Perhaps more admirable and commendable than moving or masterful, the large scale frontier adventure tale visualized with eye-popping wide angle realism doesn't quite to add up to something greater than the sum of its parts. This is the power of that indescribable piece of storytelling/cinematic magic which when missing can make even the boldest, visionary works of art feel strangely inert.
Starring: Leonardo Di Caprio, Tom Hardy, Domhnall Gleeson, Will Poulter
By Alan Bacchus
The Revenant is the latest in a series of films shot by lauded lenser Emmanuel Lubezki which stages their action with a philosophy of near 360 degree access, showing the viewer a wider field of view than the compositions we see in traditionally staged/covered films. Alfonso Cuaron’s Children of Men and Gravity, and last year Iñárritu‘s Birdman lay the groundwork for this picture, though cineastes would deep dive into the films of Mikhail Kalatozov (I Am Cuba and The Letter Never Sent) for inspiration as well.

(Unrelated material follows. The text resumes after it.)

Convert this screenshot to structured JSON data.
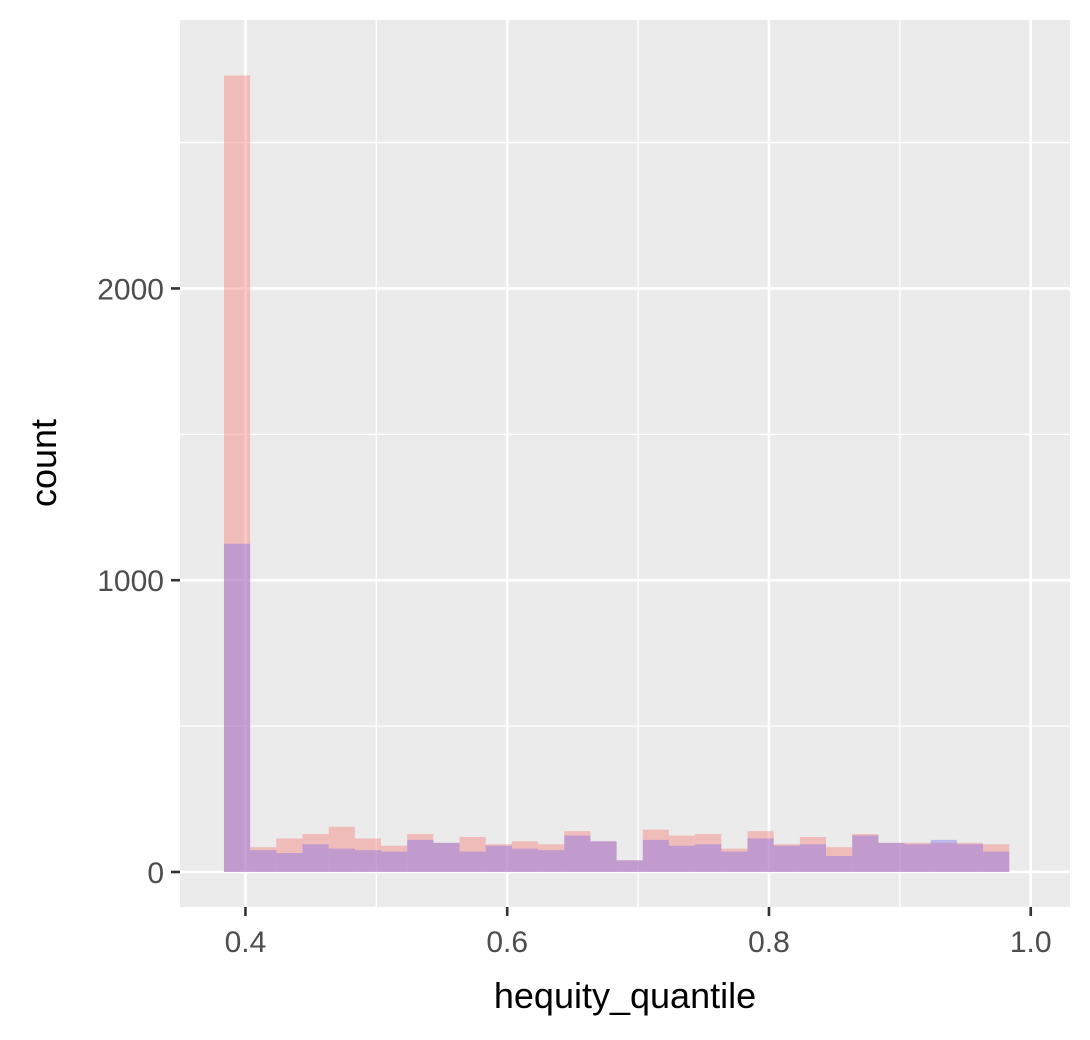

Arguably The Revenant is the most ambitious of these antecedents, a true frontier story of Hugo Glass (Di Caprio), an American fur trader leading a team of hunters through the North American hinterland. While on the run from a band of revengeful indigenous warriors, Glass finds himself mauled by a bear and severely injured. After being left for dead by a member of his team, the picture turns itself into a compelling one-man against the wilderness survival picture, and later one of raging bloodthirsty revenge.
The bold visual flourishes trickle down into the depiction of the procedural details of Glass’ survival. The trials of Glass, after the truly mesmerizing bear scene include using a horse carcass as shelter tent, overcoming gaping bear-inflicted wounds as well as another cinematic use of the gunpowder wound cauterization techniques. Some of these scenes don’t quite pass the common sense plausibility test, but it’s not hard to gloss over these details when placed into a world with few cinematic artifices impeding us. The real locations and impossibly beautiful picturesque scenery is never anything less than breathtaking.
That said, as admirable and gritty immersive cinematography, the philosophy does threaten to wear itself out. The distortions inherent in the extreme wide angle lenses test our patience as the picture moves past the two hour mark. The running time fits the bill of the requirements of the epic genre, but by the end we’ve been so overloaded with visual beauty, the filmmakers fail to move us emotionally at the end. Instead of a large scale action scene to punctuate the finale, Iñárritu and co-writer Mark L. Smith opts for a gory one-on-one fight which fulfills Glass’s journey of revenge. Again, it’s an impressive technical scene of fight choreography, practical gore effects and of course cinematography, but it’s missing the magical touch which effectively reconciles the long journey which came before it.